Workplace experts generally point to two reasons for this increase. First, after working so hard and often risking their lives during the pandemic, many workers believe they deserve better pay and treatment. Second, American workers – especially essential, low-wage workers long underestimated – suddenly feel empowered due to the current labor shortage.
These factors certainly helped spark the wave of walkouts, but there is another huge but often overlooked factor behind strikes: it takes two to get tangled up.
Companies that have faced strikes have often been stubborn and stingy – they are part of a backslid group that clings to the American corporate philosophy of the past decades: Crush your workers and fight your unions. They act as if it was still in the 1980s, when President Reagan’s decision to crush the air traffic controllers union sparked an era of anti-union attacks.
Companies facing strikes don’t seem to realize that times are changing, with a labor shortage giving employees more bargaining power and with greater public sympathy for frontline workers under- paid as income inequality skyrockets.
Neither Deere nor Kellogg seem to have understood this message, nor Nabisco, who recently faced a six-week strike. Neither did Kaiser Permanente, who offered a two-tier contract in which future nurses and other health workers would be paid 26-39% less than current workers. Belinda Redding, a Kaiser Permanente nurse in Woodland Hills, feels insulted by this contract offer; After nurses risked their lives day in and day out for months, Kaiser offered a raise of just 1% per year for three years.
âIt almost looks like a slap in the face,â Redding told me. Kaiser Permanente, a non-profit organization with $ 45 billion in reserves, maintains that its pay levels are 27% higher than “the average market wageAnd are unsustainable.
However, many companies know it’s time to treat workers better. Bank of America raised its minimum wage to $ 21 an hour, while Costco adopted a minimum of $ 17. CVS says it will raise its minimum to $ 15 by next July, and Amazon increases its average starting salary to $ 18 per hour.
But some companies see it differently, seeing it as the time for rollbacks and rework. Even though John Deere forecast record profits of at least $ 5.7 billion this year, more than double the level of last year, and although its CEO’s salary jumped 160% last year and he increased shareholder dividends by 17%Deere initially offered its workers a base increase of 12% over six years, which the workers said would not start to keep pace with inflation. Chris Laursen, a painter at Deere Farm Equipment Plant in Ottumwa, Iowa, earns $ 20.82 an hour after 19 years and complained that Deere first offered him a raise of just 1 $ the first year of the contract.

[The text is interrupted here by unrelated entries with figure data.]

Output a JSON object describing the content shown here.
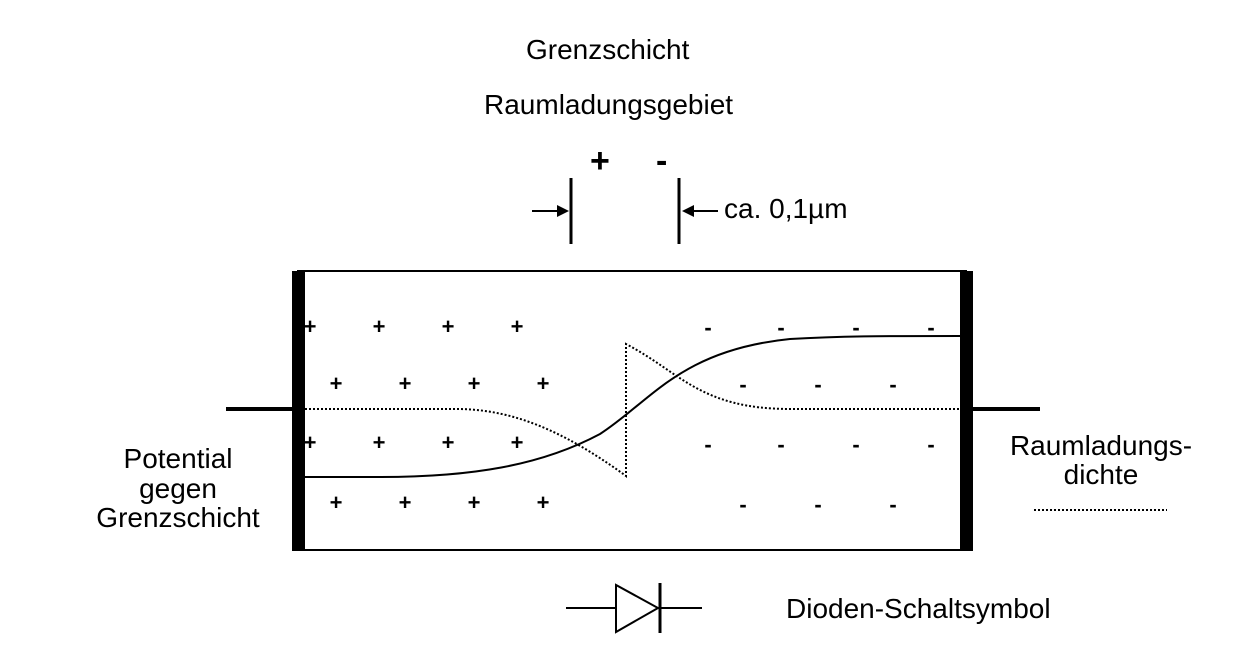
{
  "labels": {
    "grenzschicht": "Grenzschicht",
    "raumladungsgebiet": "Raumladungsgebiet",
    "plus": "+",
    "minus": "-",
    "width": "ca. 0,1µm",
    "potential_line1": "Potential",
    "potential_line2": "gegen",
    "potential_line3": "Grenzschicht",
    "density_line1": "Raumladungs-",
    "density_line2": "dichte",
    "diode_symbol": "Dioden-Schaltsymbol"
  },
  "charges": {
    "p_side": "+",
    "n_side": "-"
  }
}
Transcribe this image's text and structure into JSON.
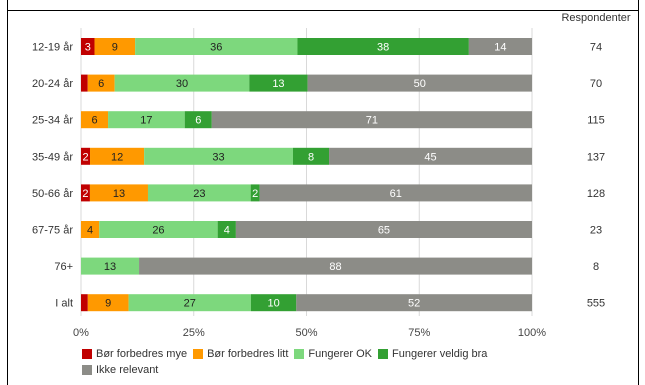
{
  "title_fragment": "",
  "chart_data": {
    "type": "bar",
    "orientation": "horizontal-stacked-percent",
    "categories": [
      "12-19 år",
      "20-24 år",
      "25-34 år",
      "35-49 år",
      "50-66 år",
      "67-75 år",
      "76+",
      "I alt"
    ],
    "series": [
      {
        "name": "Bør forbedres mye",
        "color": "#c00000",
        "values": [
          3,
          1.5,
          0,
          2,
          2,
          0,
          0,
          1.5
        ],
        "labels": [
          "3",
          "",
          "",
          "2",
          "2",
          "",
          "",
          ""
        ]
      },
      {
        "name": "Bør forbedres litt",
        "color": "#ff9900",
        "values": [
          9,
          6,
          6,
          12,
          13,
          4,
          0,
          9
        ],
        "labels": [
          "9",
          "6",
          "6",
          "12",
          "13",
          "4",
          "",
          "9"
        ]
      },
      {
        "name": "Fungerer OK",
        "color": "#7dd87d",
        "values": [
          36,
          30,
          17,
          33,
          23,
          26,
          13,
          27
        ],
        "labels": [
          "36",
          "30",
          "17",
          "33",
          "23",
          "26",
          "13",
          "27"
        ]
      },
      {
        "name": "Fungerer veldig bra",
        "color": "#33a033",
        "values": [
          38,
          13,
          6,
          8,
          2,
          4,
          0,
          10
        ],
        "labels": [
          "38",
          "13",
          "6",
          "8",
          "2",
          "4",
          "",
          "10"
        ]
      },
      {
        "name": "Ikke relevant",
        "color": "#8c8c87",
        "values": [
          14,
          50,
          71,
          45,
          61,
          65,
          88,
          52
        ],
        "labels": [
          "14",
          "50",
          "71",
          "45",
          "61",
          "65",
          "88",
          "52"
        ]
      }
    ],
    "respondents_header": "Respondenter",
    "respondents": [
      "74",
      "70",
      "115",
      "137",
      "128",
      "23",
      "8",
      "555"
    ],
    "xticks": [
      "0%",
      "25%",
      "50%",
      "75%",
      "100%"
    ],
    "xlim": [
      0,
      100
    ],
    "grid": true,
    "legend_position": "bottom"
  }
}
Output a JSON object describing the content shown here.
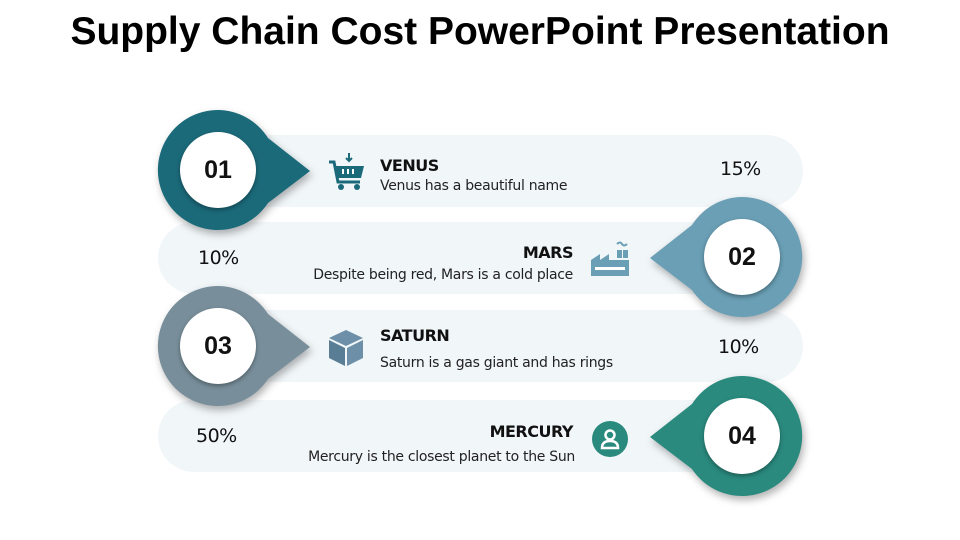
{
  "title": "Supply Chain Cost PowerPoint Presentation",
  "items": [
    {
      "number": "01",
      "heading": "VENUS",
      "description": "Venus has a beautiful name",
      "percent": "15%",
      "color": "#1b6a7a",
      "icon": "shopping-cart-icon"
    },
    {
      "number": "02",
      "heading": "MARS",
      "description": "Despite being red, Mars is a cold place",
      "percent": "10%",
      "color": "#6a9fb5",
      "icon": "factory-icon"
    },
    {
      "number": "03",
      "heading": "SATURN",
      "description": "Saturn is a gas giant and has rings",
      "percent": "10%",
      "color": "#788f9b",
      "icon": "box-icon"
    },
    {
      "number": "04",
      "heading": "MERCURY",
      "description": "Mercury is the closest planet to the Sun",
      "percent": "50%",
      "color": "#2a8a7e",
      "icon": "user-icon"
    }
  ],
  "bar_background": "#f1f6f9"
}
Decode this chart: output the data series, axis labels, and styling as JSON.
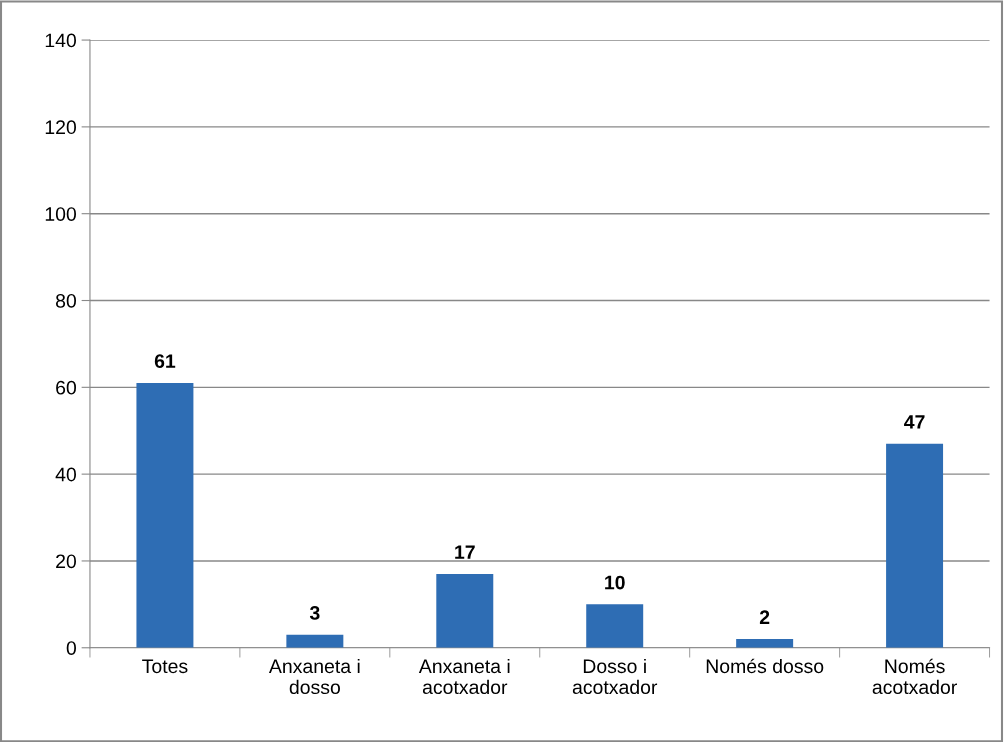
{
  "chart_data": {
    "type": "bar",
    "categories": [
      "Totes",
      "Anxaneta i\ndosso",
      "Anxaneta i\nacotxador",
      "Dosso i\nacotxador",
      "Només dosso",
      "Només\nacotxador"
    ],
    "values": [
      61,
      3,
      17,
      10,
      2,
      47
    ],
    "color": "#2e6db4",
    "ylim": [
      0,
      140
    ],
    "yticks": [
      0,
      20,
      40,
      60,
      80,
      100,
      120,
      140
    ],
    "grid": "y",
    "data_labels": true
  }
}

The strikers were also angry that Deere proposed a new lower pay level that would eliminate pensions for new hires. Deere and the UAW leadership reached a tentative deal on a better contract offer on October 30, but union members rejected this offer on Tuesday and stay on strike.
Kellogg employees complain of working 30 days in a row during the pandemic and frequent 12-hour and 16-hour shifts. After an exhausting year, many were unhappy that Kellogg was demanding a two-tier compensation system that would pay new hire $ 13 less per hour than current workers – the company says they make an average of $ 35.26 an hour – and give them fewer advantages.
If today’s strikes have a specific cause, it is management’s demand for two-tier pay systems that will result in lower wages and reduced benefits or even lower living standards. for future workers. For many companies, requiring two levels of pay makes sense: It appeases current employees by maintaining their pay and benefits, while reducing overall labor costs by paying future workers less. (Deere and Kellogg say they need a two-tier structure to cut costs and stay competitive.)
Of course, the reason business leaders love two tier pay systems is that they undermine unions and divide workers. Two levels are fueling tensions and angering new employees with their unions for accepting management’s demands to pay new employees less. And once established, two-tier systems are extremely difficult to undo.
For unions, it can be tempting to trade wages and benefits for future workers, who aren’t there to complain – yet. But there is also growing resistance to corporate efforts to lower wages and lower living standards for the next generation. âThese are our children and grandchildren. We don’t want a worse future for them, âsaid Deere forward Laursen.
By taking strong positions on this and other issues, unions are establishing an agenda for economic justice. In doing so, in addition to a series of high-profile strikes, the unions won higher public approval this year than at any other time since 1965.
Steven Greenhouse is the author of “Beaten Down, Worked Up: The Past, Present, and Future of American Labor”.